The installation Domestic Violence also plays with contrasts, both material and psychological: a life-size tiger in red marble lies on a carpet of chicken feathers in the centre of the famous room containing the Hellenistic sculpture group of the Niobids. A sharp saber pierces the tiger’s back as a tragic reference to the desperate gestures of the figures in the ancient statues. The feline is striking for its meekness and serenity, which is at odds with the dramatic atmosphere of its surroundings.

 

 

Ubuntu, Seduzione. Koen Vanmechelen

 

 

An image of the artist himself also appears in the exhibition: the self-portrait Ubuntu (meaning “I am because we are” in the Bantu language) shows him in a coat of chicken feathers, observing the visitor through a glass mask.
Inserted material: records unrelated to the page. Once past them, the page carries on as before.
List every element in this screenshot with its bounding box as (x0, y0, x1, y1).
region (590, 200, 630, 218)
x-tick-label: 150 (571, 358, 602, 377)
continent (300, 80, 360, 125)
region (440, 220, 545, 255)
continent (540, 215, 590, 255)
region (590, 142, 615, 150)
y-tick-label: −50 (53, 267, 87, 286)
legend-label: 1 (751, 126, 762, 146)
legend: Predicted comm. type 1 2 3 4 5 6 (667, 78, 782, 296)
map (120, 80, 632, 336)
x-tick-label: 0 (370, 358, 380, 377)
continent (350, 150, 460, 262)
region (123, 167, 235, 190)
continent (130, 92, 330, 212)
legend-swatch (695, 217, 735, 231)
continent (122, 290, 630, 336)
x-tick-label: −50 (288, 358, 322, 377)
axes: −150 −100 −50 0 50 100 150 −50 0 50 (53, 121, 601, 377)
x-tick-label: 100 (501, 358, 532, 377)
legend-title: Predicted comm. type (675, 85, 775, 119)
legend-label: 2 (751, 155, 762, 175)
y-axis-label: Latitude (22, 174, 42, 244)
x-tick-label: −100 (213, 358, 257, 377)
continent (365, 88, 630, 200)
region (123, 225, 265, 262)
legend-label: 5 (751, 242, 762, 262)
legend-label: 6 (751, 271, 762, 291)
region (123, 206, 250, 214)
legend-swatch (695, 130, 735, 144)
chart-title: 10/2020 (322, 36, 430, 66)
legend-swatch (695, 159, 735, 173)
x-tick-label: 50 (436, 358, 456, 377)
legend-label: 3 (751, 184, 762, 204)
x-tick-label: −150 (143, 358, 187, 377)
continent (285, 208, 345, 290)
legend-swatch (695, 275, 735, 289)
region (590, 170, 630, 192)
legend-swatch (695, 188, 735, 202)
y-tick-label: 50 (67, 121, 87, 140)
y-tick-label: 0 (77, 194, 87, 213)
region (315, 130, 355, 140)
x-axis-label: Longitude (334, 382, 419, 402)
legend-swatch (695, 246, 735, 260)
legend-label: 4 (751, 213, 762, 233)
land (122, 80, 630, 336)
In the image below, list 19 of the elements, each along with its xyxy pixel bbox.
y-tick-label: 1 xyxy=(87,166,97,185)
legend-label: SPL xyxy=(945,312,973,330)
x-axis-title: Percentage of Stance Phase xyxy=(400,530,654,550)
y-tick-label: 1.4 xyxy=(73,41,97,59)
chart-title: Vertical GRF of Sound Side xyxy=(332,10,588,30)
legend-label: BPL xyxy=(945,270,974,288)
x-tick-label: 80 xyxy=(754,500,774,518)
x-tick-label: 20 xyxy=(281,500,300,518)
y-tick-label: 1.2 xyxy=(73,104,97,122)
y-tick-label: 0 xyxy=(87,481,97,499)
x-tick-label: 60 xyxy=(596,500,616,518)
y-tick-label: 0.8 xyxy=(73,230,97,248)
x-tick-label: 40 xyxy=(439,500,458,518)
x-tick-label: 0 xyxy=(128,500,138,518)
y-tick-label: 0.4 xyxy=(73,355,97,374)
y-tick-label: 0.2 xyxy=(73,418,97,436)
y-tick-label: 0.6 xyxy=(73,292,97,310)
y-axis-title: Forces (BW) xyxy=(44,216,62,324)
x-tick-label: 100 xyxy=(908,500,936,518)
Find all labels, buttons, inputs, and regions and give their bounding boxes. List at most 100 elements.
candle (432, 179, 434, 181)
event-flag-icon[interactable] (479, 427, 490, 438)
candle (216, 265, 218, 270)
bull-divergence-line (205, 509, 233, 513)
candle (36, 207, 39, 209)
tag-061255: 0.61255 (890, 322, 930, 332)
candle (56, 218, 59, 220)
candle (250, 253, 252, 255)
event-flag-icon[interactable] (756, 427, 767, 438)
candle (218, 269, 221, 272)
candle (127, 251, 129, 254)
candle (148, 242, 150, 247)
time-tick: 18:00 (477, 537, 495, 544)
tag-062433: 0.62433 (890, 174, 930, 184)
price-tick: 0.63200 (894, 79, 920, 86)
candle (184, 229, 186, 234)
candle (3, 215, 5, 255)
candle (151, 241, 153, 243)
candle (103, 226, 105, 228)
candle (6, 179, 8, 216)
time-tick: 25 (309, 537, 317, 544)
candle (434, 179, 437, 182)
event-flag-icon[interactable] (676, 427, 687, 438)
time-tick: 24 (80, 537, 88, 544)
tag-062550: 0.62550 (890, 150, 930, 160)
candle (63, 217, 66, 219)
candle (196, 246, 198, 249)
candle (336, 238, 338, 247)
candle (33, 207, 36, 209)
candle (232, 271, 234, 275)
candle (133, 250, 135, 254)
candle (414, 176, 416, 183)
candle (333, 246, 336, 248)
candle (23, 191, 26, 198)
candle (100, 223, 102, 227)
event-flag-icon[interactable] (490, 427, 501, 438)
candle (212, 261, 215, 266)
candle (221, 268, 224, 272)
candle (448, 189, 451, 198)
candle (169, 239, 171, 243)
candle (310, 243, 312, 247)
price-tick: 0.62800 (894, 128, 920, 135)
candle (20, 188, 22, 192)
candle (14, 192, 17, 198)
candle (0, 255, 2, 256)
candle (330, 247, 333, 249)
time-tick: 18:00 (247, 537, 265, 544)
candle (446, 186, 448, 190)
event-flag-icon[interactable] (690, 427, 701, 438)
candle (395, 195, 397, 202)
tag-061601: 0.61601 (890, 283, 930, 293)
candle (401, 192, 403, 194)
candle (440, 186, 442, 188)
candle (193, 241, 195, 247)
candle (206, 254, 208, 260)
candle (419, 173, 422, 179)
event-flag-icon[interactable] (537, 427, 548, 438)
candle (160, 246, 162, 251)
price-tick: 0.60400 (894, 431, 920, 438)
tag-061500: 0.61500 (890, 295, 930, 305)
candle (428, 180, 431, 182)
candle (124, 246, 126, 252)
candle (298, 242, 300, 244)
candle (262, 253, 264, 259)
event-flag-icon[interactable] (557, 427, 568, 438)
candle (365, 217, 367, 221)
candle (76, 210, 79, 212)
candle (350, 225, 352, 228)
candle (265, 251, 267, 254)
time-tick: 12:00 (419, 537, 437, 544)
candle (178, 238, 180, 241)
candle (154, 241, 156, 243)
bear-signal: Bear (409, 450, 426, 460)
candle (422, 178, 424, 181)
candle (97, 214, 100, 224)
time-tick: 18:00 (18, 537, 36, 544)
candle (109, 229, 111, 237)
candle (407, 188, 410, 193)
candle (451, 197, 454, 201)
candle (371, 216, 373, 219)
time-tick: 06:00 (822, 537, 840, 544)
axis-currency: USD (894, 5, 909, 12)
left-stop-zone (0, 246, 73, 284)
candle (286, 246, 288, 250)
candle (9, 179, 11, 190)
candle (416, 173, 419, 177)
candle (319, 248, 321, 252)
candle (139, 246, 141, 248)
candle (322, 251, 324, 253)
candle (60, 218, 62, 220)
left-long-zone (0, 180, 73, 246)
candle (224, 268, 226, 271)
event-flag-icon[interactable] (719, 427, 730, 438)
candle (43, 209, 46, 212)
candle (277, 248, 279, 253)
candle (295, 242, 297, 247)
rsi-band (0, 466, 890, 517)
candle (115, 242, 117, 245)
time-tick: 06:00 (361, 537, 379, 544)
The title is a reminder that each of us is tied to a community of other people and nature. On the conclusion of the exhibition, the work will be donated by the artist to the museum. Seduzione also includes a pair of hybrid Medusa made of marble and glass, positioned in the main Caravaggio room: their heads, bristling with snakes and the skulls of monstrous chickens, flank and enhance the horror of the snake hair that frames the distorted face of Michelangelo Merisi’s masterpiece.

 

 

Carried by Generations, Seduzione. Koen Vanmechelen

 

 

“Vanmechelen’s works seem to fit naturally into the historical collection, creating hybrids between the ancient model and contemporary expression, in ways that are similar to the biological hybridization that the artist has been personally practicing for decades in the field of nature, among various species of poultry,” commented Eike Schmidt, director of the Uffizi Galleries.

 

 

“In this moment, in the Anthropocene, we need a new global renaissance,” said Koen Vanmechelen. “We need a cosmopolitan renaissance. This new narrative must be based on an understanding of the interconnectedness of all living beings. The parallel with the Italian Renaissance is clear. Art, being designed for the future, is the way to foster and project new narratives in the world. Art has always been the connective tissue of human existence. It clarifies, opens perspectives and connects us through diversity.”

 

 

The installation will continue until March 20.